Breaking ground for the Welcome Center are (from left) Cornell Project, Design, and Construction Director John Kiefer; Glenn Dallas '58 (representing Maddi Dallas '58, co-chair of the Plantations 21st Century Committee); Dean Susan Henry; and Plantations Director Don Rakow.

"Plantations has long needed a single site where we can greet visitors, provide them with orientation and interpretation about our history and collections, and meet visitor amenity needs," says Don Rakow, MPS '77, PhD '87, the Elizabeth Newman Wilds Director of Cornell Plantations.

The building, planned for completion by Trustee/Council Weekend in October 2010, will comply with the Leadership in Energy and Environmental Design (LEED) gold certification standards. The first floor will be bermed into Comstock Knoll in the heart of the botanical garden. The contractor is using partly reused materials and is recycling the construction waste. The building will use 30 percent less energy than industry standards require and will include both a green roof and solar panels.
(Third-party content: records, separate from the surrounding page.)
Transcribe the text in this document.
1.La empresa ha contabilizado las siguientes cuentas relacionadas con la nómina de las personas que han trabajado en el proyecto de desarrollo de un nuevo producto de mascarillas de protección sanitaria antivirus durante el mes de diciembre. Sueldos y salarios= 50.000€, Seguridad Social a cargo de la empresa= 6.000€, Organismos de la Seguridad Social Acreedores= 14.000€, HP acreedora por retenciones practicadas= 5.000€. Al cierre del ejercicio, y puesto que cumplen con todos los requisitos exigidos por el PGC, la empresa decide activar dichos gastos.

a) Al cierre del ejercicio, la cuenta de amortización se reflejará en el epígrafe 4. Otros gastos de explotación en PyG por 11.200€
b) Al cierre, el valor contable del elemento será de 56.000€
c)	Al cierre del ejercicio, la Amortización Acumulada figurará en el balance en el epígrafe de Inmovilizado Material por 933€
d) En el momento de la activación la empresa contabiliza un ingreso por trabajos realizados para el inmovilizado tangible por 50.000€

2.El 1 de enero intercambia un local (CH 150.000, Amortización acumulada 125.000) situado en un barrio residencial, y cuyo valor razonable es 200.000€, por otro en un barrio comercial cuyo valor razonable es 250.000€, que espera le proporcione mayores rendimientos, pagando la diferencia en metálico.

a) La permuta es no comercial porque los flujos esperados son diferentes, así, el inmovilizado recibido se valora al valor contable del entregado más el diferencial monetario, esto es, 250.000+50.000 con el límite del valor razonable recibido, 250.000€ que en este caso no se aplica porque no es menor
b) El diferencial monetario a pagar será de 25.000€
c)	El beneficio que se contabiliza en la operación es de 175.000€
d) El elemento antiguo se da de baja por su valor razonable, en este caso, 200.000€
The center will feature a bright two-story atrium and lobby, interpretive exhibits about Cornell Plantations, a reception desk, restrooms, a gift shop, and a small cafe. To better serve Plantations' education and outreach programs, the second floor will include a 100-seat classroom/lecture hall and a 10-seat conference room.

The new center is the capstone project of a long series of capital improvements at Plantations that began a dozen years ago, says Rakow. Other upgrades will include a new parking area with a tour-bus drop-off zone.

"Plantations is a model for all the world to look to for its sustainable gardening and land management practices, native plant conservation, and habitat preservation and restoration," said Susan Henry, the Ronald P. Lynch Dean of Agriculture and Life Sciences.